Surinder Marwah

Personal information
- Nationality: Indian

Sport
- Sport: Shooting

Medal record
Men's shooting
Representing India
| Event | 1st | 2nd | 3rd |
| Commonwealth Games | 0 | 1 | 1 |
| Asian Games | 0 | 0 | 1 |
Commonwealth Games
| Silver medal – second place | 1990 Auckland | 25 m centre-fire pistol |
| Bronze medal – third place | 1990 Auckland | 25 m centre-fire pistol – pairs |
Asian Games
| Bronze medal – third place | 1994 Hiroshima | 25 m centre-fire pistol team |

= Surinder Marwah =

Indian sport shooter

Surinder Marwah is an Indian sport shooter who competed in pistol shooting events.

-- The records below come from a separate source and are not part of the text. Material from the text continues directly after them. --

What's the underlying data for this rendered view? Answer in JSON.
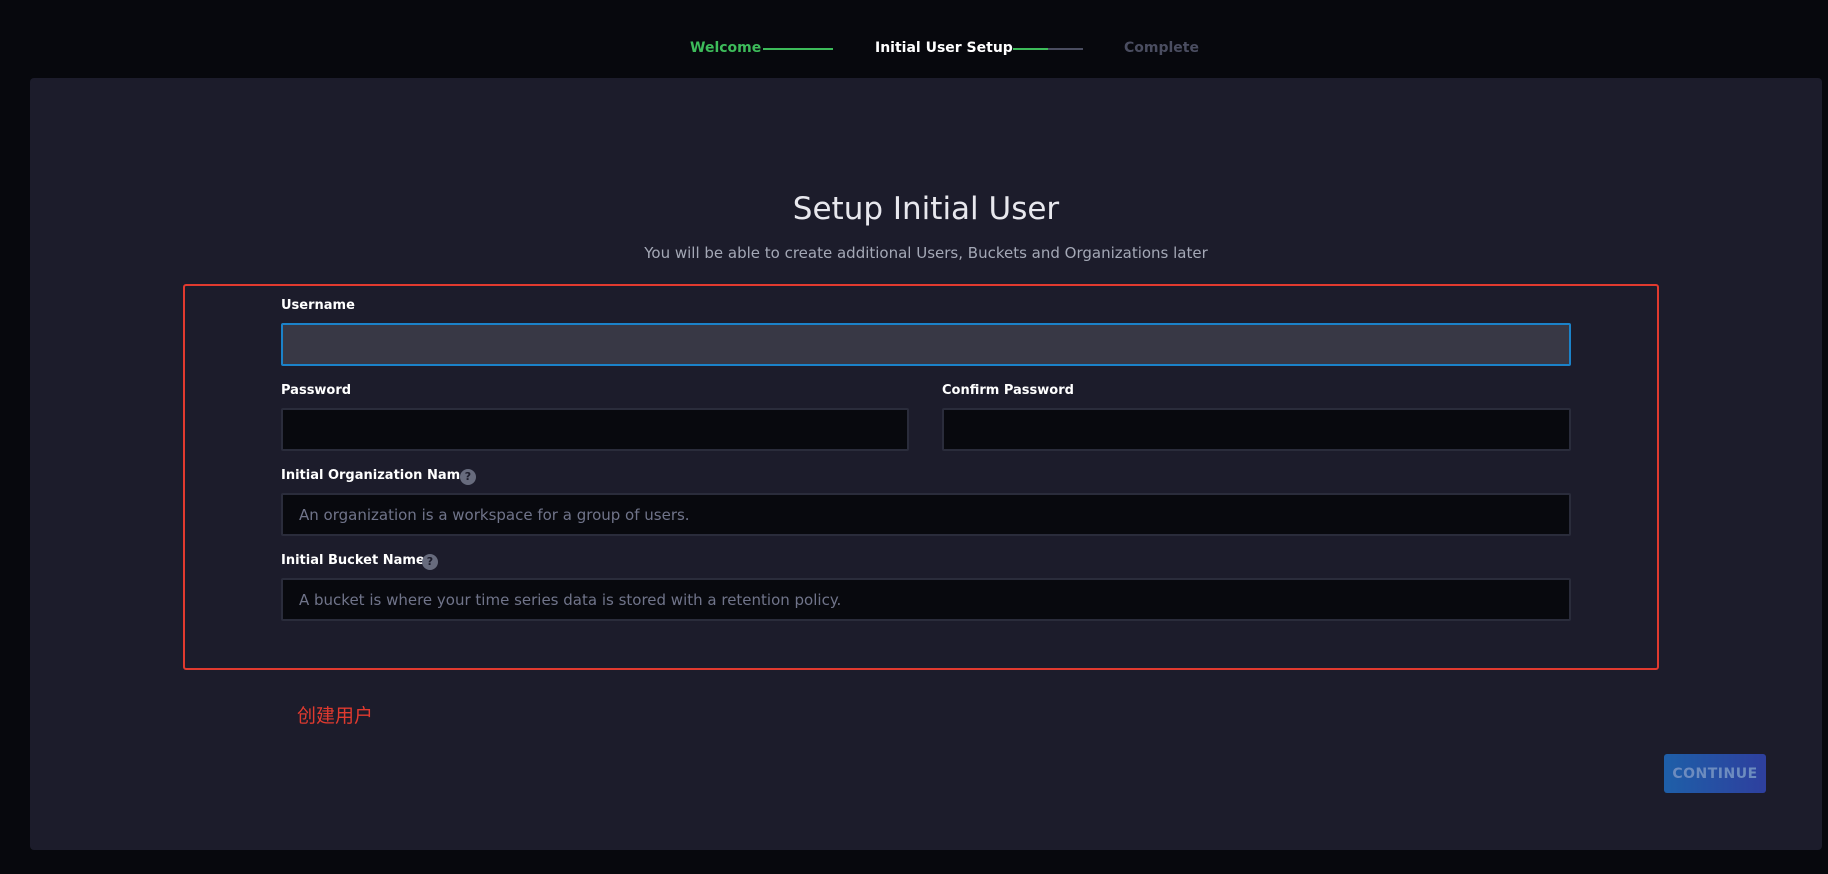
{
  "stepper": {
    "steps": [
      {
        "label": "Welcome",
        "state": "done"
      },
      {
        "label": "Initial User Setup",
        "state": "current"
      },
      {
        "label": "Complete",
        "state": "pending"
      }
    ]
  },
  "form": {
    "title": "Setup Initial User",
    "subtitle": "You will be able to create additional Users, Buckets and Organizations later",
    "username": {
      "label": "Username",
      "value": "",
      "placeholder": ""
    },
    "password": {
      "label": "Password",
      "value": "",
      "placeholder": ""
    },
    "confirm_password": {
      "label": "Confirm Password",
      "value": "",
      "placeholder": ""
    },
    "organization": {
      "label": "Initial Organization Name",
      "value": "",
      "placeholder": "An organization is a workspace for a group of users."
    },
    "bucket": {
      "label": "Initial Bucket Name",
      "value": "",
      "placeholder": "A bucket is where your time series data is stored with a retention policy."
    },
    "help_glyph": "?"
  },
  "annotation": {
    "text": "创建用户",
    "color": "#e03a2f"
  },
  "actions": {
    "continue_label": "CONTINUE"
  },
  "colors": {
    "success": "#3dbb5a",
    "focus": "#1b82c9",
    "highlight": "#e03a2f"
  }
}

He won a silver medal and a bronze medal at the 1990 Commonwealth Games, and later won a bronze medal at the 1994 Asian Games.

== Biography ==
At the 1990 Commonwealth Games in Auckland, Marwah won the silver medal in the men's 25 m centre-fire pistol event. He scored 577 points to finish behind compatriot Ashok Pandit, who won the gold medal with 583 points. Marwah teamed up with Pandit to win the bronze medal in the men's 25 m centre-fire pistol pairs event, scoring 1142 points. At the 1994 Asian Games in Hiroshima, Marwah won the bronze medal in the men's 25 m centre-fire pistol team event with Ashok Pandit and Jaspal Rana. In the individual event, he finished 17th with a score of 570 points. He also competed in the pistol events at the 1994 ISSF World Championships at Milan.